Gli hydration break hanno deciso il 14% delle partite ai Mondiali, più di punizioni e rigori

I calci da fermo decidono circa il 10% delle partite. I rigori il 5%. Favorite le squadre che erano sotto. In Svizzera-Bosnia addirittura cinque reti dopo il 70esimo.

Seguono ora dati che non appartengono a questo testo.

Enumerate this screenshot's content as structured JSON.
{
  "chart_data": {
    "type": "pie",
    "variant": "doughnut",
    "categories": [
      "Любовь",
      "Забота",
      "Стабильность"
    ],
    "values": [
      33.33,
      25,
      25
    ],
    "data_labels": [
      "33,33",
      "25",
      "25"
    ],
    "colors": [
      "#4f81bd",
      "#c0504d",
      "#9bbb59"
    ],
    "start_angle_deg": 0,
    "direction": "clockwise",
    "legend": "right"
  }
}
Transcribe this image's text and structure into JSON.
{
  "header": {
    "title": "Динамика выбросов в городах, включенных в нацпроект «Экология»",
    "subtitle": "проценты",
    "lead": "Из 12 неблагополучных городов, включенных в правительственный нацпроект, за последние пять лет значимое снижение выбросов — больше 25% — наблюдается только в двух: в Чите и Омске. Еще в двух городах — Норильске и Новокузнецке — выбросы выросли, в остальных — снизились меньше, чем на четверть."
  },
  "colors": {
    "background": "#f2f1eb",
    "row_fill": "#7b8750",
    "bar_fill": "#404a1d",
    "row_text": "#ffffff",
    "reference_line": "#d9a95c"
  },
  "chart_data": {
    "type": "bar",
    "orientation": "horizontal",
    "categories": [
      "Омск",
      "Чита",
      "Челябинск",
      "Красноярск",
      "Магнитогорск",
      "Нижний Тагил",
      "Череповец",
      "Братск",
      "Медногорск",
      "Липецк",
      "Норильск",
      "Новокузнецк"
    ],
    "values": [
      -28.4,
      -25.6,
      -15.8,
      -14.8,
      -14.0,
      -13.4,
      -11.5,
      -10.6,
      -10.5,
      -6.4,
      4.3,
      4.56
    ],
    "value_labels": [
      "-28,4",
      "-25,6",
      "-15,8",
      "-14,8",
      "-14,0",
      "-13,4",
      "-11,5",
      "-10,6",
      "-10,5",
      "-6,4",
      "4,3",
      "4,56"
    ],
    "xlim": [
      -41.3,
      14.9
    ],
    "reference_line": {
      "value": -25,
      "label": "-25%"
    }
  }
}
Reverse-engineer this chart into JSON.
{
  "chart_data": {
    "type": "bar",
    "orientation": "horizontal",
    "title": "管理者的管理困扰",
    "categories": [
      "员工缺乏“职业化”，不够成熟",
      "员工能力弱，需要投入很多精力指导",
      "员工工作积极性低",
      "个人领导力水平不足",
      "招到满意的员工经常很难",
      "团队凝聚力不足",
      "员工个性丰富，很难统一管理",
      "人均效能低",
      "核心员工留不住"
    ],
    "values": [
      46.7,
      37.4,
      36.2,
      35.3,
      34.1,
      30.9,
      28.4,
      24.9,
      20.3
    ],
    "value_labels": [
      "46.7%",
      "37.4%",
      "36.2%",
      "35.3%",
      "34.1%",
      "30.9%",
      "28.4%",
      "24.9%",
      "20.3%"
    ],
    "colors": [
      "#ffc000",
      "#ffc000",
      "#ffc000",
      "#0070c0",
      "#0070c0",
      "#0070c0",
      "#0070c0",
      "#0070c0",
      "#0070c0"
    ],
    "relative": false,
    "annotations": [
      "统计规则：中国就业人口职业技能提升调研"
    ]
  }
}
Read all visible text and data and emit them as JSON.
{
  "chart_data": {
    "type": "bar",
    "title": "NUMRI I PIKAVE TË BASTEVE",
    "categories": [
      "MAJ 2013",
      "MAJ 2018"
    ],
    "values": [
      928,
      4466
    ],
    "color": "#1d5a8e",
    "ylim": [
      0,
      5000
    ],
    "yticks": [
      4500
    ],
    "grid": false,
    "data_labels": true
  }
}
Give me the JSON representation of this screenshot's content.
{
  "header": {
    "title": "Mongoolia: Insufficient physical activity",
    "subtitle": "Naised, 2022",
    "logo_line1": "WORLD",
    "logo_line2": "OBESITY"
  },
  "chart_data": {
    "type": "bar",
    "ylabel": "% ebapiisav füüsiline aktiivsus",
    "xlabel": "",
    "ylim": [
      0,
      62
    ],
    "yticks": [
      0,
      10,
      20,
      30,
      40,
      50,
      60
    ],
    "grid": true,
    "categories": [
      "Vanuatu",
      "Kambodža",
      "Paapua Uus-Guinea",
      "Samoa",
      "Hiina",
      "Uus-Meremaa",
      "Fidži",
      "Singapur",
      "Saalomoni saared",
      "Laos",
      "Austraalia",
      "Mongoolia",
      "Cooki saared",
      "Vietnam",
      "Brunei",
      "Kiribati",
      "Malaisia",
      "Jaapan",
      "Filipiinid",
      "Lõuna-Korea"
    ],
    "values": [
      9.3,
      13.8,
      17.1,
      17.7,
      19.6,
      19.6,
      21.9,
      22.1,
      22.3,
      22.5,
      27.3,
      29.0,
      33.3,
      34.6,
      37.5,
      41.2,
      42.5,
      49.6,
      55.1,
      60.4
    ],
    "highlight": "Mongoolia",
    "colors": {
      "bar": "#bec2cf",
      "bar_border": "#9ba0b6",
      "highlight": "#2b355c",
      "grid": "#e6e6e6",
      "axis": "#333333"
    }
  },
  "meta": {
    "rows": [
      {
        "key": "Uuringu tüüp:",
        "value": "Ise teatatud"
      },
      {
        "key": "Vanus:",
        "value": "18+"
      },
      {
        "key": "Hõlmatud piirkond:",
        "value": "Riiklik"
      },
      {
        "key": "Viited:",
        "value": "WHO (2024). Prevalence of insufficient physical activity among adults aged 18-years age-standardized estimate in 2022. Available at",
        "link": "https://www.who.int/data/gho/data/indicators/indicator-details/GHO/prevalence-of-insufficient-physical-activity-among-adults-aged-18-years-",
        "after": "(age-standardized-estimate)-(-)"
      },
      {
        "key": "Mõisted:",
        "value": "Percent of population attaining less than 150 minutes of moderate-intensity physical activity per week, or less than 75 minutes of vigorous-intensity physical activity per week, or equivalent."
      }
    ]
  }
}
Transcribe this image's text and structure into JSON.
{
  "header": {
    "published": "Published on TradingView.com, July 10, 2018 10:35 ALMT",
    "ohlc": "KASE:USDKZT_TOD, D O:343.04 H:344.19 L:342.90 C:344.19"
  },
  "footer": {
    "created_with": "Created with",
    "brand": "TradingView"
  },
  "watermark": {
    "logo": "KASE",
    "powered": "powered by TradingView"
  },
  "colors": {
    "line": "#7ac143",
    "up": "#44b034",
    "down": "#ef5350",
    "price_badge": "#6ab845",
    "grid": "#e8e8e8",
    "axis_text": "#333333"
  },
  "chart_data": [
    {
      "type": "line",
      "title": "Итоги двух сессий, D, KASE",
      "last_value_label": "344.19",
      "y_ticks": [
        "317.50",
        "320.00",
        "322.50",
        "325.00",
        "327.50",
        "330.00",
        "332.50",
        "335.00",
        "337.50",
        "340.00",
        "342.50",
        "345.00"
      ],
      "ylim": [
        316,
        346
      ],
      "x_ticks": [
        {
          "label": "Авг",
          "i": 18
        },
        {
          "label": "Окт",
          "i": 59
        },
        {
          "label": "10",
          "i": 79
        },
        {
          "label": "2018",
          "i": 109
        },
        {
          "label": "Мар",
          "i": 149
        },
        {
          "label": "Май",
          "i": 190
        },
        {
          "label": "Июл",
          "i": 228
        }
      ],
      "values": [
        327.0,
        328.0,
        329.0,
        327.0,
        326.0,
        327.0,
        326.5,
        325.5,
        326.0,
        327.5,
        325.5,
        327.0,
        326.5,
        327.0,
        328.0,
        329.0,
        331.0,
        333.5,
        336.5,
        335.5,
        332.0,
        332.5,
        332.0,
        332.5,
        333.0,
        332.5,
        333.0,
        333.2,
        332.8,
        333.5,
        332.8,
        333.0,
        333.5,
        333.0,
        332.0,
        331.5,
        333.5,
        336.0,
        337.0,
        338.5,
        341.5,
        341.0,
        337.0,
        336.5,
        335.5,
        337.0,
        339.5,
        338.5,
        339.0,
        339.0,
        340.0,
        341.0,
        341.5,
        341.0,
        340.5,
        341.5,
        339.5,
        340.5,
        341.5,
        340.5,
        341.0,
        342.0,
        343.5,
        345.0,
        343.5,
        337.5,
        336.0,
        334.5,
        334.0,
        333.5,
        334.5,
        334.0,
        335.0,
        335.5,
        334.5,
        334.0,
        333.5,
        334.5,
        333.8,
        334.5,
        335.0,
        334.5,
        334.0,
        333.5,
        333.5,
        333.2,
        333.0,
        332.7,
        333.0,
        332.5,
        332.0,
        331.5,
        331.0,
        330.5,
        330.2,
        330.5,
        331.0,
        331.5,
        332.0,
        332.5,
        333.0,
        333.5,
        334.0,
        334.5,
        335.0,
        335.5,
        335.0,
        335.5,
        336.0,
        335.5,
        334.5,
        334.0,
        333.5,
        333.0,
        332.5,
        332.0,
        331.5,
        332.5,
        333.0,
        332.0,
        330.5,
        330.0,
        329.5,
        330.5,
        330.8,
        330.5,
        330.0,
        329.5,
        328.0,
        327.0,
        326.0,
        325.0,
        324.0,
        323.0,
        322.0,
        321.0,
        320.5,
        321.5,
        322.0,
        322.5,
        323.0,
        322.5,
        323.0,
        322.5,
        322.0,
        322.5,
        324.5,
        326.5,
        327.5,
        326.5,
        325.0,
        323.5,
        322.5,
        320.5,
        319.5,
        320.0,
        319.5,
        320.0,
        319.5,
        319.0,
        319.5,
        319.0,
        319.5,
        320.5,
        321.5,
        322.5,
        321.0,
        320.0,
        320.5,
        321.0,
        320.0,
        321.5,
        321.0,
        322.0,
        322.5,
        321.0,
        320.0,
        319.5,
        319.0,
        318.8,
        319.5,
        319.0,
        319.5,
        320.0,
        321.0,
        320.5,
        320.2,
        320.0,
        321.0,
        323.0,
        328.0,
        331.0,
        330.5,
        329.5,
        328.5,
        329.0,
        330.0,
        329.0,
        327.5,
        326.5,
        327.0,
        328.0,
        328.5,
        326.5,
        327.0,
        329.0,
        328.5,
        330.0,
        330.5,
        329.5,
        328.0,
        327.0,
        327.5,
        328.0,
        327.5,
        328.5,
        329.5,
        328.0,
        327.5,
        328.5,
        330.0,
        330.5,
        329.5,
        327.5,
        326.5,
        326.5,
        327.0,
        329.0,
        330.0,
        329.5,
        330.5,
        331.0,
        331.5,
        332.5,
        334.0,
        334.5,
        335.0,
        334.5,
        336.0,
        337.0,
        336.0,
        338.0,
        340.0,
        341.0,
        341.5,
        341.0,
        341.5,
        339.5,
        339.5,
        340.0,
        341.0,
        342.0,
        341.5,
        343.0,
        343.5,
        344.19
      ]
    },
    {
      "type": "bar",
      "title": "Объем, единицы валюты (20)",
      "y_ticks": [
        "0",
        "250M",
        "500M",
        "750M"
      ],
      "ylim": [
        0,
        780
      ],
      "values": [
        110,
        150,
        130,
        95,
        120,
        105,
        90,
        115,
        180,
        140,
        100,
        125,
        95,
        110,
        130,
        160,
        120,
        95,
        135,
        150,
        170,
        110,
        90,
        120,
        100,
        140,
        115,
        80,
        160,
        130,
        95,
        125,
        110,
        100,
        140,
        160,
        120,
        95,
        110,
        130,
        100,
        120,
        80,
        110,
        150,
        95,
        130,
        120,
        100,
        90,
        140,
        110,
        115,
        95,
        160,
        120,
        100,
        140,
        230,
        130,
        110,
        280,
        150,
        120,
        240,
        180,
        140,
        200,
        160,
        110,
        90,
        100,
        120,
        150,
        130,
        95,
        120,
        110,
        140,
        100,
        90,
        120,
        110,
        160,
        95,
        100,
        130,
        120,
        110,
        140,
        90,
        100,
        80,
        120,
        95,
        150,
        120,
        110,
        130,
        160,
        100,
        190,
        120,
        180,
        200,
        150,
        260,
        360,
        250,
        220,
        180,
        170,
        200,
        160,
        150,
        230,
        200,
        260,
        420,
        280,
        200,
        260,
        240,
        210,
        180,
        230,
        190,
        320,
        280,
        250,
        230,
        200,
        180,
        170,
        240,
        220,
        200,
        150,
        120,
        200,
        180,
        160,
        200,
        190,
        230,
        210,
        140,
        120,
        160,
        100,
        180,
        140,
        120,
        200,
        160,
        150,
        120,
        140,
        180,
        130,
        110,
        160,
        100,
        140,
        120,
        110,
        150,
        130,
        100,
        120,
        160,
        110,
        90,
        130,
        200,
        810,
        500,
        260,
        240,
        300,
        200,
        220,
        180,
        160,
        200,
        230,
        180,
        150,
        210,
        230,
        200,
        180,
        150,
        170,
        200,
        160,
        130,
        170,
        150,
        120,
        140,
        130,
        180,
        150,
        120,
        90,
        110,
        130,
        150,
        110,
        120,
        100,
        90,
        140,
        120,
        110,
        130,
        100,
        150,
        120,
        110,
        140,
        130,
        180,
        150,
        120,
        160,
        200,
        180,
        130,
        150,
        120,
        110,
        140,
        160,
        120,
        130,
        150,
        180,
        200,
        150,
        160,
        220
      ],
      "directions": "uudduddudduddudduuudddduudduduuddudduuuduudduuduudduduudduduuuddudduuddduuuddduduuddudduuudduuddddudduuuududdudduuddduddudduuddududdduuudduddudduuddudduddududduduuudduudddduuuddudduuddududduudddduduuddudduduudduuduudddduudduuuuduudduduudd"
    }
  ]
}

Gli hydration break hanno deciso il 14% delle partite ai Mondiali, più di punizioni e rigori

Gc Arlington (Stati Uniti) 26/06/2026 - Mondiali di Calcio 2026 / Giappone-Svezia / foto Giacomo Cosua/Image Sport nella foto: hydration

L’hydration break ha influito davvero sui Mondiali? In 104 partite ci sono state 208 “pause per bere“, una novità per la Coppa del Mondo per combattere il clima caldo di queste settimane tra Stati Uniti, Canada e Messico. E anche per aumentare gli introiti pubblicitari. Questi time-out di 3 minuti hanno successivamente influito anche sui minuti di recupero assegnati alla fine di ogni tempo regolamentare.

Ma quanto ha inciso questa pausa sui singoli match? Nel 14% delle partite gli hydration break hanno portato a gol decisivi realizzati nel giro di pochi minuti da ogni time-out. Se consideriamo che circa il 10% dei calci da fermo decide le gare e circa il 5% dei rigori, quella dell’hydration break è un’alta percentuale.

Le partite “decise” dall’hydration break

Analizziamo i match in questione:

Corea del Sud-Repubblica Ceca 2-1: la rimonta dei coreani è arrivata proprio a ridosso della pausa dei tre minuti, con una rete al 67esimo e una all’80esimo.

Haiti-Scozia 0-1: il gol di McGinn segnato al 28esimo, poco dopo la pausa effettuata nel primo tempo.

Austria-Giordania 3-1: il match era bloccato sull’1-1, poi deciso al 76esimo e nei minuti finali di recupero dagli austriaci.

Svizzera-Bosnia 4-1: 0-0 prima della pausa per bere del secondo tempo, ma dopo il 74esimo è arrivata la doppietta di Manzambi, la rete di Vargas e quella di Xhaka; il gol di Mahmic non è servito.

Germania-Costa d’Avorio 2-1: Undav decide la gara con una doppietta, subentrando, con il primo gol segnato al 68esimo.

Giordania-Algeria 1-2: grazie a questi tre punti arrivati con una rete al 69esimo e una all’82esimo, l’Algeria è poi riuscita a passare tra le migliori terze.

Colombia-Congo 1-0: la rete di Munoz al 76esimo ha portato i tre punti alla sua Nazionale.

Marocco-Haiti 4-2: sul punteggio di 2-2, Rahimi al 78esimo ha segnato il gol della vittoria (poi sugellata da Yassine all’89esimo).

Ecuador-Germania 2-1: Al 77esimo Plata regala i tre punti ai sudamericani.

Congo-Uzbekistan 3-1: la rimonta degli africani arriva dopo la pausa con tre reti segnate in poco più di 20 minuti.

La fase a eliminazione diretta

Dai sedicesimi in poi, le vittorie decise dopo la pausa per bere sono state di meno:

Inghilterra-Congo 2-1: la doppietta di Kane arriva al 75esimo e 86esimo, quando gli inglesi decidono di darsi una svegliata vedendo il traguardo degli ottavi un po’ più lontano.

Portogallo-Croazia 2-1: prima Cristiano Ronaldo al 68esimo, poi Ramos nei minuti finali di gara, mandano a casa Modric e compagni.

Paraguay-Francia 0-1: il gol di Mbappé al 70esimo decide la partita.

Brasile-Norvegia 1-2: Haaland porta in vantaggio i norvegesi al 79esimo, la doppietta arriva al 90esimo. Inutile la rete di Neymar a fine partita.

Argentina-Egitto 3-2: l’albiceleste è sotto di due reti contro Salah e compagni; dal 79esimo parte la rimonta con Romero, Messi e infine Enzo Fernandez, che porta la sua squadra ai quarti di finale.

Penalizzate le squadre già in vantaggio

Le Nazionali maggiormente penalizzate dall’hydration break sono state quelle che arrivavano già in controllo della partita e non sono poi riuscita a riprenderla. Gli spagnoli di Marca scrivono in merito:

A volte bastano tre minuti tra borracce e lavagnetta tattica per spegnere venti minuti di grande calcio.

Ora bisognerà capire se questa pausa resterà e se riuscirà ad avere un impatto sia nel gioco, ma anche in campo pubblicitario, visto che i telespettatori in quei tre minuti hanno visto passare spot su spot sui loro schermi.